Медвяна медленно, не сводя покрасневших мокрых глаз с личика девочки, протянула её Цветанке.

– Ну, ин ладно… Хоть и прикипели мы сердцем к дитятку, но родная кровь – она и есть родная кровь. Ты, это… – Женщина плаксиво шмыгнула носом, подобрала слёзы вышитым рукавом. – Молодой ещё… Того и гляди – мачеху ей вскорости найдёшь… Невзлюбит она чужое дитё – ох, несладко бедняжечке придётся…

– Ты, баба, глупостей-то наперёд не выдумывай, – сурово отрезала, нахмурившись, Цветанка. – Не будет у неё никакой мачехи.

На пороге появилась свекровь, неся на руках завёрнутого в полотенце мальчика и ласково кудахча:

– Вот ты у нас какой чистенький, вот какой хорошенький… – И, увидев Цветанку с малышкой на руках, испугалась: – Ой, а это кто? И почто он Найдёнку нашу держит?

– Светланой её зовут, – сказала воровка, чувствуя, как пустота в груди заполняется тёплой, счастливой тяжестью.

Имя озарило её только что, единственно правильное и журавлино-крылатое, склеив осколки её сердца. Нет, не походила малышка на Бажена, она была вылитая мать – Нежана.

– Прощай, Медвяна. Прощай и ты, мамаша, – поклонилась Цветанка женщинам.

Вышла она не через калитку, а на глазах у потрясённых девочек перемахнула через плетень по невидимым ступенькам и понеслась домой.
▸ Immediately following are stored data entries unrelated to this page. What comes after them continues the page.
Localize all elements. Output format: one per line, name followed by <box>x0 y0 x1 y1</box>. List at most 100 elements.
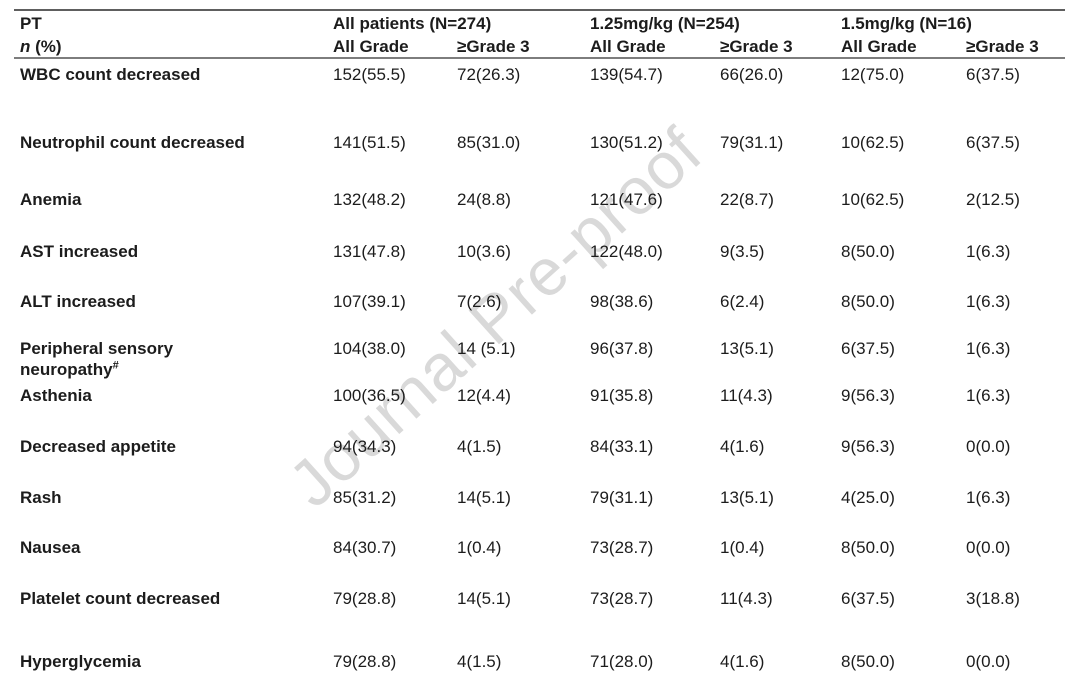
cell-value: 130(51.2) <box>590 133 663 152</box>
cell-value: 0(0.0) <box>966 437 1011 456</box>
cell-value: 66(26.0) <box>720 65 784 84</box>
table-row: Hyperglycemia 79(28.8) 4(1.5) 71(28.0) 4(1.6… <box>14 646 1065 697</box>
subheader-grade3: ≥Grade 3 <box>966 37 1039 56</box>
cell-value: 9(56.3) <box>841 437 895 456</box>
cell-value: 122(48.0) <box>590 242 663 261</box>
cell-value: 4(1.6) <box>720 437 765 456</box>
table-row: Peripheral sensory neuropathy# 104(38.0) 14… <box>14 333 1065 380</box>
cell-value: 1(6.3) <box>966 292 1011 311</box>
table-row: Anemia 132(48.2) 24(8.8) 121(47.6) 22(8.7) 10… <box>14 184 1065 236</box>
cell-value: 72(26.3) <box>457 65 521 84</box>
cell-value: 4(1.5) <box>457 437 502 456</box>
cell-value: 100(36.5) <box>333 386 406 405</box>
cell-value: 85(31.0) <box>457 133 521 152</box>
cell-value: 98(38.6) <box>590 292 654 311</box>
table-row: Asthenia 100(36.5) 12(4.4) 91(35.8) 11(4.3) 9… <box>14 380 1065 431</box>
row-label: Peripheral sensory neuropathy# <box>20 339 174 379</box>
header-group-dose-1-25: 1.25mg/kg (N=254) <box>590 14 740 33</box>
cell-value: 131(47.8) <box>333 242 406 261</box>
cell-value: 12(75.0) <box>841 65 905 84</box>
cell-value: 73(28.7) <box>590 538 654 557</box>
cell-value: 3(18.8) <box>966 589 1020 608</box>
cell-value: 9(56.3) <box>841 386 895 405</box>
cell-value: 4(1.6) <box>720 652 765 671</box>
cell-value: 6(37.5) <box>966 65 1020 84</box>
cell-value: 107(39.1) <box>333 292 406 311</box>
cell-value: 10(62.5) <box>841 133 905 152</box>
cell-value: 94(34.3) <box>333 437 397 456</box>
cell-value: 6(37.5) <box>841 339 895 358</box>
cell-value: 73(28.7) <box>590 589 654 608</box>
cell-value: 10(62.5) <box>841 190 905 209</box>
row-label: WBC count decreased <box>20 65 201 84</box>
cell-value: 141(51.5) <box>333 133 406 152</box>
table-row: AST increased 131(47.8) 10(3.6) 122(48.0) 9(… <box>14 236 1065 286</box>
table-row: Decreased appetite 94(34.3) 4(1.5) 84(33.1)… <box>14 431 1065 482</box>
subheader-row: n (%) All Grade ≥Grade 3 All Grade ≥Grad… <box>14 34 1065 58</box>
header-group-dose-1-5: 1.5mg/kg (N=16) <box>841 14 972 33</box>
cell-value: 1(0.4) <box>720 538 765 557</box>
footnote-marker: # <box>112 359 119 372</box>
cell-value: 104(38.0) <box>333 339 406 358</box>
cell-value: 11(4.3) <box>720 386 773 405</box>
cell-value: 1(6.3) <box>966 488 1011 507</box>
cell-value: 1(0.4) <box>457 538 502 557</box>
cell-value: 4(25.0) <box>841 488 895 507</box>
row-label: Asthenia <box>20 386 92 405</box>
cell-value: 9(3.5) <box>720 242 765 261</box>
table-header: PT All patients (N=274) 1.25mg/kg (N=254… <box>14 10 1066 58</box>
row-label: Anemia <box>20 190 82 209</box>
cell-value: 10(3.6) <box>457 242 511 261</box>
cell-value: 79(28.8) <box>333 589 397 608</box>
header-n-percent: n (%) <box>20 37 62 56</box>
cell-value: 14(5.1) <box>457 589 511 608</box>
group-header-row: PT All patients (N=274) 1.25mg/kg (N=254… <box>14 10 1065 34</box>
cell-value: 8(50.0) <box>841 538 895 557</box>
cell-value: 7(2.6) <box>457 292 502 311</box>
cell-value: 13(5.1) <box>720 339 774 358</box>
header-pt: PT <box>20 14 42 33</box>
subheader-all-grade: All Grade <box>590 37 666 56</box>
table-row: WBC count decreased 152(55.5) 72(26.3) 139(… <box>14 58 1065 127</box>
cell-value: 71(28.0) <box>590 652 654 671</box>
table-body: WBC count decreased 152(55.5) 72(26.3) 139(… <box>14 58 1065 697</box>
adverse-events-table: PT All patients (N=274) 1.25mg/kg (N=254… <box>14 9 1066 697</box>
subheader-all-grade: All Grade <box>333 37 409 56</box>
cell-value: 1(6.3) <box>966 339 1011 358</box>
cell-value: 24(8.8) <box>457 190 511 209</box>
cell-value: 14 (5.1) <box>457 339 516 358</box>
cell-value: 0(0.0) <box>966 538 1011 557</box>
cell-value: 11(4.3) <box>720 589 773 608</box>
cell-value: 91(35.8) <box>590 386 654 405</box>
row-label: ALT increased <box>20 292 136 311</box>
cell-value: 0(0.0) <box>966 652 1011 671</box>
cell-value: 8(50.0) <box>841 652 895 671</box>
cell-value: 139(54.7) <box>590 65 663 84</box>
row-label: Rash <box>20 488 62 507</box>
cell-value: 79(31.1) <box>720 133 784 152</box>
cell-value: 84(30.7) <box>333 538 397 557</box>
cell-value: 2(12.5) <box>966 190 1020 209</box>
cell-value: 14(5.1) <box>457 488 511 507</box>
cell-value: 4(1.5) <box>457 652 502 671</box>
cell-value: 1(6.3) <box>966 242 1011 261</box>
table-row: ALT increased 107(39.1) 7(2.6) 98(38.6) 6(2.… <box>14 286 1065 333</box>
row-label: Hyperglycemia <box>20 652 141 671</box>
cell-value: 121(47.6) <box>590 190 663 209</box>
table-row: Platelet count decreased 79(28.8) 14(5.1) 7… <box>14 583 1065 646</box>
subheader-grade3: ≥Grade 3 <box>457 37 530 56</box>
cell-value: 85(31.2) <box>333 488 397 507</box>
header-group-all-patients: All patients (N=274) <box>333 14 492 33</box>
cell-value: 132(48.2) <box>333 190 406 209</box>
cell-value: 6(2.4) <box>720 292 765 311</box>
cell-value: 8(50.0) <box>841 242 895 261</box>
cell-value: 6(37.5) <box>966 133 1020 152</box>
table-row: Nausea 84(30.7) 1(0.4) 73(28.7) 1(0.4) 8(50.0… <box>14 532 1065 583</box>
row-label: Platelet count decreased <box>20 589 221 608</box>
cell-value: 84(33.1) <box>590 437 654 456</box>
row-label: Decreased appetite <box>20 437 176 456</box>
cell-value: 79(28.8) <box>333 652 397 671</box>
subheader-all-grade: All Grade <box>841 37 917 56</box>
cell-value: 96(37.8) <box>590 339 654 358</box>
Весна разворачивала у неё за плечами крылья из радости, свежести небес, звонкого лесного покоя и пьянящего земляного духа от первых проталин, украшала ей голову венком из подснежниковой нежности. Девочка закричала было, но вскоре убаюкалась на бегу, а Цветанка, прикрывая её заячьим плащом, шептала:

– Светланка моя… Ты – мой свет в окошке. Никому тебя не отдам.